The Tibetan monk Rinchen Tsultrim (29 years old), held in detention incommunicado for exercising his freedom of opinion and thoughts, is known to be detained in Mianyang Prison in Sichuan province. The International Campaign for Tibet believes that Rinchen was charged with “incitement to split the country” for expressing his views on the Chinese social media WeChat app.
His whereabouts were completely unknown for over a year and a half after Chinese police “disappeared” him on July 27, 2019 for his online messages. After submitting multiple inquiries about his wellbeing and whereabouts, Rinchen’s family were officially informed by the Ngaba (Chinese: Aba) Public Security Bureau on March 23, 2021 that he had been sentenced to four years and six months in prison.
Although it is now known that he is imprisoned in Mianyang Prison, details of his trial, assuming there was one, charge and sentence could not be ascertained. As of September 2021, no family member has been able to see Rinchen in person or via video-link while he is in prison. Amnesty International has also raised grave concerns for Rinchen Tsultrim’s condition and wellbeing, and his lack of access to his family and legal representation.
Go Sherab Gyatso
The prominent Tibetan Buddhist scholar and writer Go Sherab Gyatso (46 years old) was detained in Chengdu, Sichuan province by officials from the Tibet Autonomous Region on Oct. 26, 2020. No information about the circumstances of his detention or his current whereabouts was available. It is therefore still unclear as to the reason for his detention.

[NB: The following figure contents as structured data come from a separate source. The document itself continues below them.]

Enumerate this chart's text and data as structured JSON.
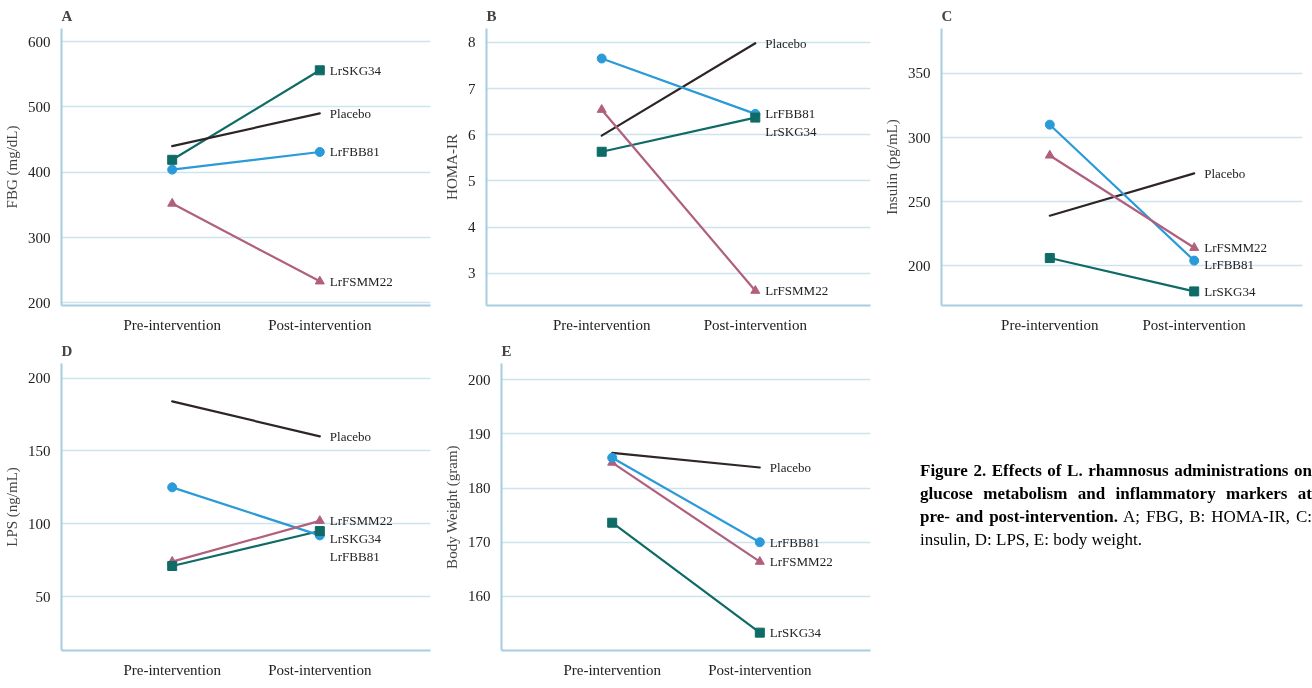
{
  "chart_data": [
    {
      "type": "line",
      "title": "A",
      "categories": [
        "Pre-intervention",
        "Post-intervention"
      ],
      "ylabel": "FBG (mg/dL)",
      "ylim": [
        196,
        620
      ],
      "yticks": [
        200,
        300,
        400,
        500,
        600
      ],
      "grid": "y",
      "series": [
        {
          "name": "LrSKG34",
          "color": "#0e6b66",
          "marker": "square",
          "values": [
            419,
            556
          ]
        },
        {
          "name": "Placebo",
          "color": "#2e2626",
          "marker": "none",
          "values": [
            440,
            490
          ]
        },
        {
          "name": "LrFBB81",
          "color": "#2a9ad8",
          "marker": "circle",
          "values": [
            404,
            431
          ]
        },
        {
          "name": "LrFSMM22",
          "color": "#b0607e",
          "marker": "triangle",
          "values": [
            352,
            233
          ]
        }
      ]
    },
    {
      "type": "line",
      "title": "B",
      "categories": [
        "Pre-intervention",
        "Post-intervention"
      ],
      "ylabel": "HOMA-IR",
      "ylim": [
        2.3,
        8.3
      ],
      "yticks": [
        3,
        4,
        5,
        6,
        7,
        8
      ],
      "grid": "y",
      "series": [
        {
          "name": "LrSKG34",
          "color": "#0e6b66",
          "marker": "square",
          "values": [
            5.63,
            6.37
          ]
        },
        {
          "name": "Placebo",
          "color": "#2e2626",
          "marker": "none",
          "values": [
            5.98,
            7.98
          ]
        },
        {
          "name": "LrFBB81",
          "color": "#2a9ad8",
          "marker": "circle",
          "values": [
            7.65,
            6.45
          ]
        },
        {
          "name": "LrFSMM22",
          "color": "#b0607e",
          "marker": "triangle",
          "values": [
            6.54,
            2.62
          ]
        }
      ]
    },
    {
      "type": "line",
      "title": "C",
      "categories": [
        "Pre-intervention",
        "Post-intervention"
      ],
      "ylabel": "Insulin (pg/mL)",
      "ylim": [
        169,
        385
      ],
      "yticks": [
        200,
        250,
        300,
        350
      ],
      "grid": "y",
      "series": [
        {
          "name": "LrSKG34",
          "color": "#0e6b66",
          "marker": "square",
          "values": [
            206,
            180
          ]
        },
        {
          "name": "Placebo",
          "color": "#2e2626",
          "marker": "none",
          "values": [
            239,
            272
          ]
        },
        {
          "name": "LrFBB81",
          "color": "#2a9ad8",
          "marker": "circle",
          "values": [
            310,
            204
          ]
        },
        {
          "name": "LrFSMM22",
          "color": "#b0607e",
          "marker": "triangle",
          "values": [
            286,
            214
          ]
        }
      ]
    },
    {
      "type": "line",
      "title": "D",
      "categories": [
        "Pre-intervention",
        "Post-intervention"
      ],
      "ylabel": "LPS (ng/mL)",
      "ylim": [
        13,
        210
      ],
      "yticks": [
        50,
        100,
        150,
        200
      ],
      "grid": "y",
      "series": [
        {
          "name": "LrSKG34",
          "color": "#0e6b66",
          "marker": "square",
          "values": [
            71,
            95
          ]
        },
        {
          "name": "Placebo",
          "color": "#2e2626",
          "marker": "none",
          "values": [
            184,
            160
          ]
        },
        {
          "name": "LrFBB81",
          "color": "#2a9ad8",
          "marker": "circle",
          "values": [
            125,
            92
          ]
        },
        {
          "name": "LrFSMM22",
          "color": "#b0607e",
          "marker": "triangle",
          "values": [
            74,
            102
          ]
        }
      ]
    },
    {
      "type": "line",
      "title": "E",
      "categories": [
        "Pre-intervention",
        "Post-intervention"
      ],
      "ylabel": "Body Weight (gram)",
      "ylim": [
        150,
        203
      ],
      "yticks": [
        160,
        170,
        180,
        190,
        200
      ],
      "grid": "y",
      "series": [
        {
          "name": "LrSKG34",
          "color": "#0e6b66",
          "marker": "square",
          "values": [
            173.6,
            153.3
          ]
        },
        {
          "name": "Placebo",
          "color": "#2e2626",
          "marker": "none",
          "values": [
            186.5,
            183.8
          ]
        },
        {
          "name": "LrFBB81",
          "color": "#2a9ad8",
          "marker": "circle",
          "values": [
            185.6,
            170
          ]
        },
        {
          "name": "LrFSMM22",
          "color": "#b0607e",
          "marker": "triangle",
          "values": [
            184.7,
            166.4
          ]
        }
      ]
    },
    {
      "type": "other",
      "title": "Figure 2. Effects of L. rhamnosus administrations on glucose metabolism and inflammatory markers at pre- and post-intervention.",
      "annotations": [
        "A; FBG, B: HOMA-IR, C: insulin, D: LPS, E: body weight."
      ]
    }
  ]
}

Gyatso is a prolific writer, having published several books on Tibetan Buddhist philosophy, tradition and culture. These include commentaries on the autobiography of the Tibetan Buddhist master Tsongkhapa, a book of advice by Sakya Pandita and Gedun Choephel’s “The Golden Surface,” the story of a cosmopolitan’s pilgrimage.
Gyatso has also published critiques about the Tibetan monastic education system, calling for a broadening of the monastic community’s exposure.